Tai Shan may be gone, but new animals keep coming to the zoo, and some of them just happen to look like they came from a sci-fi movie.
"The giant Pacific octopus is the 'giant panda' of invertebrates -- it may get the most attention, but we can use it to lure visitors into a world of incredible insects, spiders, corals and so much more," said Alan Peters, the Zoo's curator of invertebrates.
The zoo's new (currently) little critter weighs only three pounds, but it's expected to grow more than 13 times its current size over the next year.
Giant Pacific octopuses hatch from eggs only a little larger than a grain of rice, but adults can weigh hundreds of pounds in the wild, according to the zoo.
The zoo's new octo-buddy is probably male, but at two and a half years old, it's still a bit soon to tell.
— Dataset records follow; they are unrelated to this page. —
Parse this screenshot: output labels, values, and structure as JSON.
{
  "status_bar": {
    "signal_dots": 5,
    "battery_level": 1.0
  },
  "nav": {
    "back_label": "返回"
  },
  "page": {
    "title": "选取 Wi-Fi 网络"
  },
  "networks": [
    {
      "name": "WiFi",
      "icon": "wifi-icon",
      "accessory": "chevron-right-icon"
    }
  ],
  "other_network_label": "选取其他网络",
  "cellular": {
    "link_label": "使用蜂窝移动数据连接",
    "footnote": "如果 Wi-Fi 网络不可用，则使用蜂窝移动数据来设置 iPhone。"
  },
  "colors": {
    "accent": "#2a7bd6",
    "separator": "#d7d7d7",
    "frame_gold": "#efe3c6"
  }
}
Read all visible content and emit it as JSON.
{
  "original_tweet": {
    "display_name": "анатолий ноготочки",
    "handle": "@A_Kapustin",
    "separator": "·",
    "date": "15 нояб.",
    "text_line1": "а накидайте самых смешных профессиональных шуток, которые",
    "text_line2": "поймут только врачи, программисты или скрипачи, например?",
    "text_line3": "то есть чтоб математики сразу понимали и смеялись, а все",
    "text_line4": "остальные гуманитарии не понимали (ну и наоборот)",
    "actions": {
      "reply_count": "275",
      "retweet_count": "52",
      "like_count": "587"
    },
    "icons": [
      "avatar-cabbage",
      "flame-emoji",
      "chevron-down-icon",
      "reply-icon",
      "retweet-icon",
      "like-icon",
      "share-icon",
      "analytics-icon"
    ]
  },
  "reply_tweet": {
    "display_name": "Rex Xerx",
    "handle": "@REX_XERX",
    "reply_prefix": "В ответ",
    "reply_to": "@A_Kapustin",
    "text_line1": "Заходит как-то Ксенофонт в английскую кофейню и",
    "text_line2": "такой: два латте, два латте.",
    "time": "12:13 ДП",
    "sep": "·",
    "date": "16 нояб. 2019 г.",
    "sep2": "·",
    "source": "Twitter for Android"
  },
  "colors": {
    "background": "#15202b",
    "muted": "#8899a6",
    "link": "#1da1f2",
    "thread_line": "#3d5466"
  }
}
He (or she) arrived at the end of January and will be named in early March.
"For an invertebrate, the octopus is very responsive," Peters said.
Octopuses are able to change their color and texture instantly with a signal from their brains. And who can forget that amazing photo of the octopus with the Rubik's cube?
You can follow the octopus' growth spurt and enrichment activities on the octopus cam, or by hoofing it down the hill to the Invertibrates' House.
And sorry if we sound like gleeful little kids, but, bye folks! We're going to the zoo. Whee!